Partcipating Interest (PI) merupakan keikutsertaan badan usaha termasuk BUMD dalam pengelolaan hulu migas dan hal ini dapat disebut sebagai “pemegang saham” bersama kontraktor kerjasama tersebut. Dengan terlibatnya BUMD sebagai pemegang participating interest 10%, BUMD tersebut berhak mendapatkan haknya sebesar 10% yang dikuasainya dan begitu juga sebaliknya, BUMD akan ikut menanggung 10% dari biaya eksplorasi maupun eksploitasi setiap tahun berjalan.
Biaya ini tidak dikeluarkan dari modal BUMD tetapi ditalangi atau istilah lainnya adalah digendong oleh Kontraktor Kontrak Kerjasama.
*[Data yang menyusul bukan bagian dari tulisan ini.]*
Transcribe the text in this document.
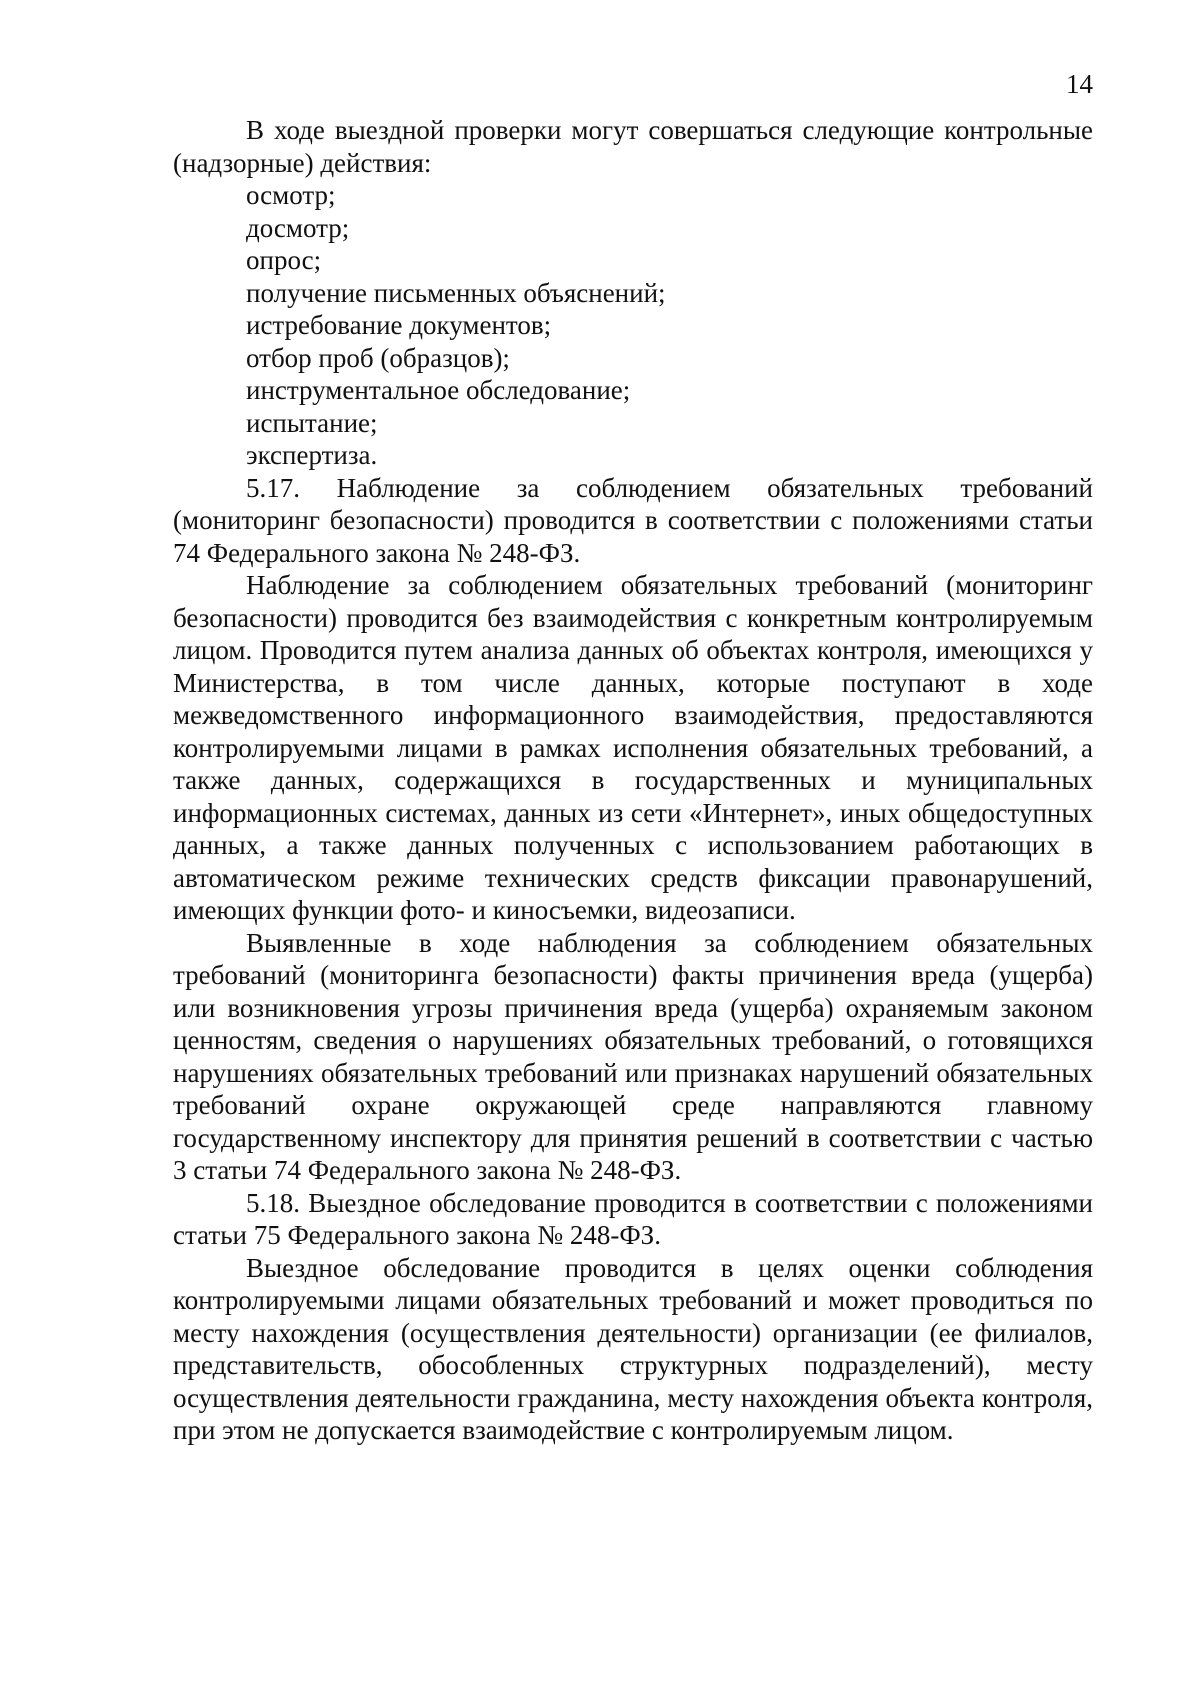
14

В ходе выездной проверки могут совершаться следующие контрольные (надзорные) действия:

осмотр;
досмотр;
опрос;
получение письменных объяснений;
истребование документов;
отбор проб (образцов);
инструментальное обследование;
испытание;
экспертиза.

5.17. Наблюдение за соблюдением обязательных требований (мониторинг безопасности) проводится в соответствии с положениями статьи 74 Федерального закона № 248-ФЗ.

Наблюдение за соблюдением обязательных требований (мониторинг безопасности) проводится без взаимодействия с конкретным контролируемым лицом. Проводится путем анализа данных об объектах контроля, имеющихся у Министерства, в том числе данных, которые поступают в ходе межведомственного информационного взаимодействия, предоставляются контролируемыми лицами в рамках исполнения обязательных требований, а также данных, содержащихся в государственных и муниципальных информационных системах, данных из сети «Интернет», иных общедоступных данных, а также данных полученных с использованием работающих в автоматическом режиме технических средств фиксации правонарушений, имеющих функции фото- и киносъемки, видеозаписи.

Выявленные в ходе наблюдения за соблюдением обязательных требований (мониторинга безопасности) факты причинения вреда (ущерба) или возникновения угрозы причинения вреда (ущерба) охраняемым законом ценностям, сведения о нарушениях обязательных требований, о готовящихся нарушениях обязательных требований или признаках нарушений обязательных требований охране окружающей среде направляются главному государственному инспектору для принятия решений в соответствии с частью 3 статьи 74 Федерального закона № 248-ФЗ.

5.18. Выездное обследование проводится в соответствии с положениями статьи 75 Федерального закона № 248-ФЗ.

Выездное обследование проводится в целях оценки соблюдения контролируемыми лицами обязательных требований и может проводиться по месту нахождения (осуществления деятельности) организации (ее филиалов, представительств, обособленных структурных подразделений), месту осуществления деятельности гражданина, месту нахождения объекта контроля, при этом не допускается взаимодействие с контролируемым лицом.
Dengan demikian BUMD akan mendapatkan keuntungan setiap tahun sesuai dengan PI 10% yang dipegangnya dan tidak tertutup kemungkinan BUMD tidak akan mendapatkan keuntungan jika kontraktor kontrak kerjasama mengalami kerugian misalnya disebabkan pemboran eksplorasi yang gagal, produksi minyak berhenti, harga minyak di atas biaya operasional dll seperti yang dilansir goriau.com.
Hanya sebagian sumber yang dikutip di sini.